Accumulation/Distribution Line
The Accumulation/Distribution Line is a volume-weighted indicator developed by Marc Chaikin that uses the relationship between a security's closing price and its intraday high-low range to measure cumulative buying and selling pressure.
Marc Chaikin developed the Accumulation/Distribution Line in the 1970s as a refinement of On-Balance Volume. His key insight was that OBV's binary approach — adding or subtracting all of a day's volume based solely on whether the close was higher or lower — ignored where within the day's range the close occurred. A stock that closed up by one paisa on heavy volume should not receive the same bullish weight as one that closed near the day's high. The A/D Line corrected this by introducing the Money Flow Multiplier, which scaled volume contribution by the position of the close within the range.

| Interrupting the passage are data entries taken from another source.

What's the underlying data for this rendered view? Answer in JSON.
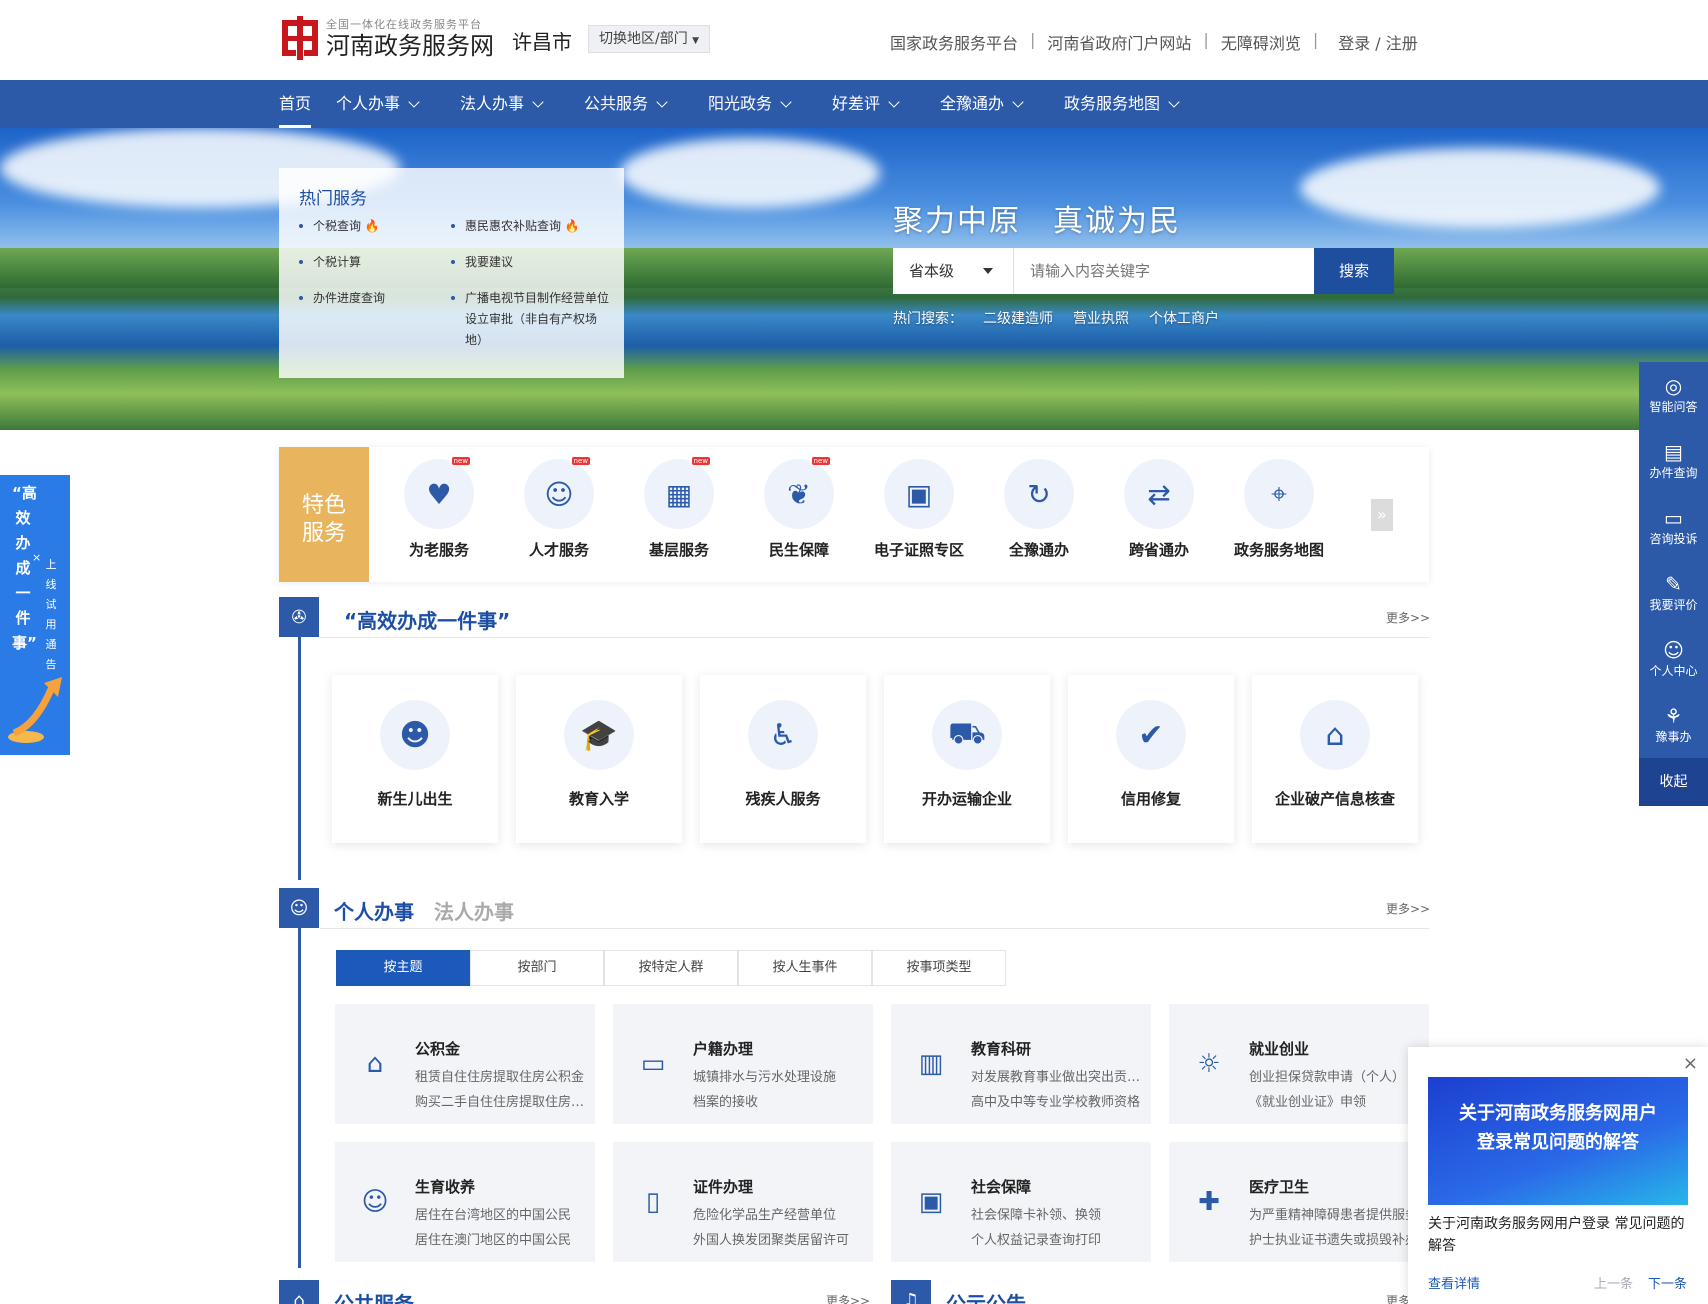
{
  "header": {
    "logo_sub": "全国一体化在线政务服务平台",
    "logo_main": "河南政务服务网",
    "city": "许昌市",
    "switch_label": "切换地区/部门",
    "links": [
      "国家政务服务平台",
      "河南省政府门户网站",
      "无障碍浏览",
      "登录 / 注册"
    ]
  },
  "nav": [
    "首页",
    "个人办事",
    "法人办事",
    "公共服务",
    "阳光政务",
    "好差评",
    "全豫通办",
    "政务服务地图"
  ],
  "hot_services": {
    "title": "热门服务",
    "items": [
      "个税查询",
      "惠民惠农补贴查询",
      "个税计算",
      "我要建议",
      "办件进度查询",
      "广播电视节目制作经营单位设立审批（非自有产权场地）"
    ]
  },
  "banner": {
    "slogan": "聚力中原　真诚为民",
    "level": "省本级",
    "search_placeholder": "请输入内容关键字",
    "search_button": "搜索",
    "hot_search_label": "热门搜索：",
    "hot_search": [
      "二级建造师",
      "营业执照",
      "个体工商户"
    ]
  },
  "right_sidebar": [
    "智能问答",
    "办件查询",
    "咨询投诉",
    "我要评价",
    "个人中心",
    "豫事办"
  ],
  "right_sidebar_collapse": "收起",
  "left_float": {
    "big": "“高效办成一件事”",
    "small": "上线试用通告",
    "close": "×"
  },
  "special": {
    "title": "特色服务",
    "items": [
      {
        "label": "为老服务",
        "icon": "heart-icon",
        "new": true
      },
      {
        "label": "人才服务",
        "icon": "person-icon",
        "new": true
      },
      {
        "label": "基层服务",
        "icon": "building-icon",
        "new": true
      },
      {
        "label": "民生保障",
        "icon": "care-icon",
        "new": true
      },
      {
        "label": "电子证照专区",
        "icon": "id-card-icon",
        "new": false
      },
      {
        "label": "全豫通办",
        "icon": "refresh-icon",
        "new": false
      },
      {
        "label": "跨省通办",
        "icon": "transfer-icon",
        "new": false
      },
      {
        "label": "政务服务地图",
        "icon": "map-pin-icon",
        "new": false
      }
    ],
    "new_label": "new",
    "next": "»"
  },
  "efficient": {
    "title": "“高效办成一件事”",
    "more": "更多>>",
    "cards": [
      "新生儿出生",
      "教育入学",
      "残疾人服务",
      "开办运输企业",
      "信用修复",
      "企业破产信息核查"
    ]
  },
  "personal": {
    "title": "个人办事",
    "alt_title": "法人办事",
    "more": "更多>>",
    "tabs": [
      "按主题",
      "按部门",
      "按特定人群",
      "按人生事件",
      "按事项类型"
    ],
    "tiles": [
      {
        "title": "公积金",
        "l1": "租赁自住住房提取住房公积金",
        "l2": "购买二手自住住房提取住房公积金"
      },
      {
        "title": "户籍办理",
        "l1": "城镇排水与污水处理设施",
        "l2": "档案的接收"
      },
      {
        "title": "教育科研",
        "l1": "对发展教育事业做出突出贡献的",
        "l2": "高中及中等专业学校教师资格"
      },
      {
        "title": "就业创业",
        "l1": "创业担保贷款申请（个人）",
        "l2": "《就业创业证》申领"
      },
      {
        "title": "生育收养",
        "l1": "居住在台湾地区的中国公民",
        "l2": "居住在澳门地区的中国公民"
      },
      {
        "title": "证件办理",
        "l1": "危险化学品生产经营单位",
        "l2": "外国人换发团聚类居留许可"
      },
      {
        "title": "社会保障",
        "l1": "社会保障卡补领、换领",
        "l2": "个人权益记录查询打印"
      },
      {
        "title": "医疗卫生",
        "l1": "为严重精神障碍患者提供服务",
        "l2": "护士执业证书遗失或损毁补办"
      }
    ]
  },
  "bottom": {
    "public_title": "公共服务",
    "public_more": "更多>>",
    "notice_title": "公示公告",
    "notice_more": "更多"
  },
  "notice_popup": {
    "image_text": "关于河南政务服务网用户登录常见问题的解答",
    "text": "关于河南政务服务网用户登录 常见问题的解答",
    "detail": "查看详情",
    "prev": "上一条",
    "next": "下一条",
    "close": "×"
  },
  "colors": {
    "brand": "#2c5aa8",
    "accent": "#e8b55e",
    "logo_red": "#c8161d"
  }
}
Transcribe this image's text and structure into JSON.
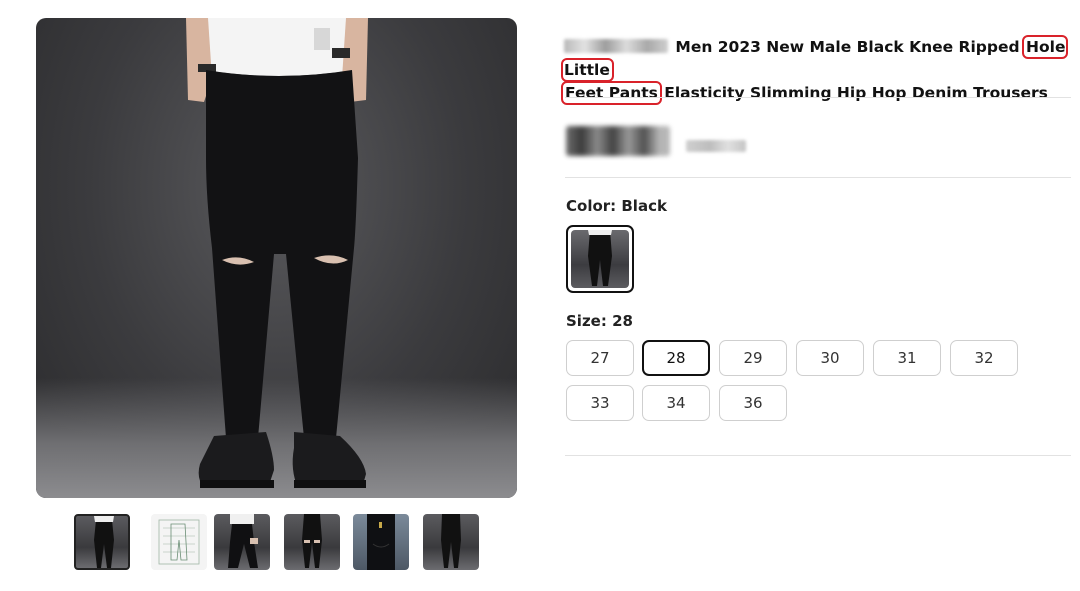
{
  "product": {
    "title_prefix": "Men 2023 New Male Black Knee Ripped",
    "title_highlight_1": "Hole Little",
    "title_highlight_2": "Feet Pants",
    "title_suffix": "Elasticity Slimming Hip Hop Denim Trousers"
  },
  "color": {
    "label": "Color: Black",
    "selected": "Black"
  },
  "size": {
    "label": "Size: 28",
    "selected": "28",
    "options": [
      "27",
      "28",
      "29",
      "30",
      "31",
      "32",
      "33",
      "34",
      "36"
    ]
  },
  "thumbnails": {
    "count": 6,
    "selected_index": 0
  },
  "colors": {
    "highlight_border": "#d9222a",
    "selected_border": "#111111",
    "divider": "#e2e2e2"
  }
}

The formula involved three steps: Money Flow Multiplier (MFM) = [(Close − Low) − (High − Close)] ÷ (High − Low); Money Flow Volume (MFV) = MFM × Period Volume; A/D Line = Previous A/D Line + Current MFV. When price closed in the upper half of the daily range, MFM was positive; when in the lower half, negative. A close exactly at the midpoint produced an MFM of zero, adding nothing to the cumulative A/D value regardless of volume — a meaningful distinction from OBV.
In Indian equity markets, the A/D Line was used extensively on daily and weekly charts of benchmark indices and sector leaders. Analysts tracking Nifty Midcap 100 and Nifty Smallcap 250 components found the A/D Line useful in identifying stocks where the pattern of daily closes within the range suggested systematic institutional accumulation. A stock whose A/D Line climbed steadily over weeks while its price made a series of lower highs and higher lows within a consolidation pattern attracted attention as a potential coiled setup.
A classic divergence setup using the A/D Line involved comparing it to price during distribution phases of market cycles. In the later stages of several intermediate rallies in Indian equities observed through 2022–2024, certain large-cap indices continued printing marginal new highs while their A/D Lines diverged downward — signalling that the advances were being driven by diminishing breadth, with stocks closing progressively toward the lower portion of their daily ranges even on the days they closed up. Such observations were one of several inputs into broader market breadth analysis.
The A/D Line was most interpretable as a confirmation tool rather than a standalone signal generator. Practitioners combined it with price trend analysis, sector rotation frameworks, and other volume indicators such as the Chaikin Money Flow oscillator (which was itself derived from the A/D Line logic) to build a more complete picture of underlying market participation.